We call it natural mineral water because it’s the only natural mineral water in Cambodia. We realised first that there was no mineral water [companies] in Cambodia. A long time ago we were in Vietnam, where we developed the mineral water, La Vie, which means ‘alive’ in French. This company has now been sold to Nestle.
Later, we were thinking that in a country like Cambodia you must be able to find natural mineral water, so I looked to find a good spring and we found one of the best sources of mineral water in all of Southeast Asia. This water naturally contains calcium and magnesium, which is very useful – especially in the Cambodian diet, because they lack magnesium.
We didn’t want any risk of contamination or pollutants from agricultural activity. Other water brands add chemicals during production for flavour or pesticides infiltrate their water source. But in our case, we are located one hour from Siem Reap at the foot of Kulen Mountain, which is in a forest preserve with no substantial agricultural production. The water percolates through the sandstone at the foot of the mountain, which filters it and enriches it with calcium and magnesium, and the result is fantastic natural water with good mineralisation.
Why is there a market for natural mineral water in Cambodia?
In many areas the water, which is pumped from traditional wells, has an excess of arsenic in it, and everybody knows that arsenic is not good for health. Some aquifers near Phnom Penh contain high levels of arsenic, though the city’s tap water contains no arsenic. The tap water is good and drinkable, but I prefer natural mineral water because the city’s water has barely any minerals in it.
How do you compete with the many other local brands here?
Our market is mineral water and their market is pure drinking water.
Besides the natural source, what is the difference?

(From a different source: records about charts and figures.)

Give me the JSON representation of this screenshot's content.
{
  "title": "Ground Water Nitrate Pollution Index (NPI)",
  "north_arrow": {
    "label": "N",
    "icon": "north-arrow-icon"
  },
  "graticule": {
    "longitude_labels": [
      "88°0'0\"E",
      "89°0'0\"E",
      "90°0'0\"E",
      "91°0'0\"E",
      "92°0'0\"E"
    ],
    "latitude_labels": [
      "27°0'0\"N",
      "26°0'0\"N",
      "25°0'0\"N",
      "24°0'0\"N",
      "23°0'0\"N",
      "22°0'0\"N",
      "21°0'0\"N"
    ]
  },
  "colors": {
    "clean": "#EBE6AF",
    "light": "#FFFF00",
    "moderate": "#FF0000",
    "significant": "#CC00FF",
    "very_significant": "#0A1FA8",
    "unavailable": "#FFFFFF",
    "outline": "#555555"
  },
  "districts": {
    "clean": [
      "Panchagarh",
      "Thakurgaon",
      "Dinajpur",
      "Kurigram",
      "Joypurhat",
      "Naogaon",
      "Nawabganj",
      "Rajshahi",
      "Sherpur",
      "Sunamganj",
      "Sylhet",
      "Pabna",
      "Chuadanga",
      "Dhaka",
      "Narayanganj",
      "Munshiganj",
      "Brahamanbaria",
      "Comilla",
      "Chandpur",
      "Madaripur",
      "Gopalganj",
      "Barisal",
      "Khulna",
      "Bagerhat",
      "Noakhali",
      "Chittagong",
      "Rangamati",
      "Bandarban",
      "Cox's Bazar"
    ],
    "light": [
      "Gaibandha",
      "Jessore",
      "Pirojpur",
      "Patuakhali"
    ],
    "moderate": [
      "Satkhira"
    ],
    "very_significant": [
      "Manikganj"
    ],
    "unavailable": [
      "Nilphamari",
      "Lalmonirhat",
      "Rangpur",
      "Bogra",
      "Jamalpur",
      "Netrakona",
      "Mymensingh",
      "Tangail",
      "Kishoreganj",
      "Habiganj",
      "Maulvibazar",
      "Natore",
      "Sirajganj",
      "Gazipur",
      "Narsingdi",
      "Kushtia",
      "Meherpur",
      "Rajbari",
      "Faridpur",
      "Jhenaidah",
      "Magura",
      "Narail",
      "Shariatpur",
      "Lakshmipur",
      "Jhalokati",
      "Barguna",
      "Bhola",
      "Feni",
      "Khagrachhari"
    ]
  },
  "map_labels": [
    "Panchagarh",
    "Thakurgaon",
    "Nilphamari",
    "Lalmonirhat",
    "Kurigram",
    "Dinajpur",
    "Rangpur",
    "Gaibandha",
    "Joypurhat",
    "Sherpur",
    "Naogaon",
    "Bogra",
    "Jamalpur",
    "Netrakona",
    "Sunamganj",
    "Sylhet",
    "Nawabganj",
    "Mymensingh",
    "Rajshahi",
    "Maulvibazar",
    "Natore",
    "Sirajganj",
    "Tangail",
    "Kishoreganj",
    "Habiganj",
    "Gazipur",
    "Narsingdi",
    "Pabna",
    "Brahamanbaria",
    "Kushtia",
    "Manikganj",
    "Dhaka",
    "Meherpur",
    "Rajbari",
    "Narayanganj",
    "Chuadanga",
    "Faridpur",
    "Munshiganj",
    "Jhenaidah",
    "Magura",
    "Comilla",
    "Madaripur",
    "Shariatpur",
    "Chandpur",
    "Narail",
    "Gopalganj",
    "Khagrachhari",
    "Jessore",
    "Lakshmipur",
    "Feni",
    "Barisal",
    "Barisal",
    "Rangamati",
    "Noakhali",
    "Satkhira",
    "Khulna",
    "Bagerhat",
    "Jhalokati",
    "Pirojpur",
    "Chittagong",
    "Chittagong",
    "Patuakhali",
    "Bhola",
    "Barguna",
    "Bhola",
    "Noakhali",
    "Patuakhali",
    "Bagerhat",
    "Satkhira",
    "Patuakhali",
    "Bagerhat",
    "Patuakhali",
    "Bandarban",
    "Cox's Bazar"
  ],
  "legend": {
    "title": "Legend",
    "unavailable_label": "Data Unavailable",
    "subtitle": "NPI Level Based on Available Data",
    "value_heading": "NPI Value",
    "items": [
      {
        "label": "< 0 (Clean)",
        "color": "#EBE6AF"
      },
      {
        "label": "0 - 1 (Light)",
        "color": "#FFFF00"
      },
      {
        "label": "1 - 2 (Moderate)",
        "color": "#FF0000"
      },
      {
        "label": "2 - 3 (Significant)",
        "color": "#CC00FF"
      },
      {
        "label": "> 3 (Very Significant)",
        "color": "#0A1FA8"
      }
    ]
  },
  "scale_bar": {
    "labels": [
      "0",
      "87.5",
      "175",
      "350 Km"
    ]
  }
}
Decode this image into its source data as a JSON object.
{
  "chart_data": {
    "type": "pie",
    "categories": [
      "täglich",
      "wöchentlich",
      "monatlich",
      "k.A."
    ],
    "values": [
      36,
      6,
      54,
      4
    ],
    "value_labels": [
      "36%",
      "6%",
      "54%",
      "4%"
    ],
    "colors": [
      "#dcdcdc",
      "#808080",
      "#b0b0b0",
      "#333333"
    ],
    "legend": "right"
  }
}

You can build a small reverse osmosis plant in your house, which is relatively easy to do. In our case, we invested over $10 million in this [Eau Kulen] project, so if we don’t do things a better way at this price, we lose a lot of money.
Many small plants produce water, but when you see the bottle itself, sometimes it’s recycled PET, which means that after a certain time the PET might add a bad flavour to the water. You have some brands of water treated by reverse osmosis, which is totally safe, but it’s usually not mineral water. We are the only brand that bottles natural mineral water.
Do you export to other countries in Southeast Asia?
Not yet, but I think it will happen soon. We are in discussions, but to sell overseas is in some ways complicated as it means competing with brands that are already well known, like Evian and Vital. And for them, when you import a bottle from France to Singapore or from France to here, the cost of transportation is not that different with the cost of transportation between Sihanoukville and Singapore. It’s nearly the same because you have those big boats carrying up to 15,000 containers and you can imagine that the cost per container is relatively cheaper.
Have you considered selling your water in gallon or 5-gallon bottles like other local brands?
No, we are not going to sell water per gallon. The reason is very simple: people who use gallons in their kitchen change it regularly, but never clean the dispenser. So when you analyse the water that they drink or use, it has chloroform and bacteria. The dispensers are nearly never cleaned, so very often the good water is put into a dirty container and the result is contamination.
But the main reason why we don’t do the 5-gallon bottles is because you need to take back the containers and clean them before reusing them to sell water again. And you need to clean with water and detergent that will go into the river, the soil, and the aquifer, so you pollute the country.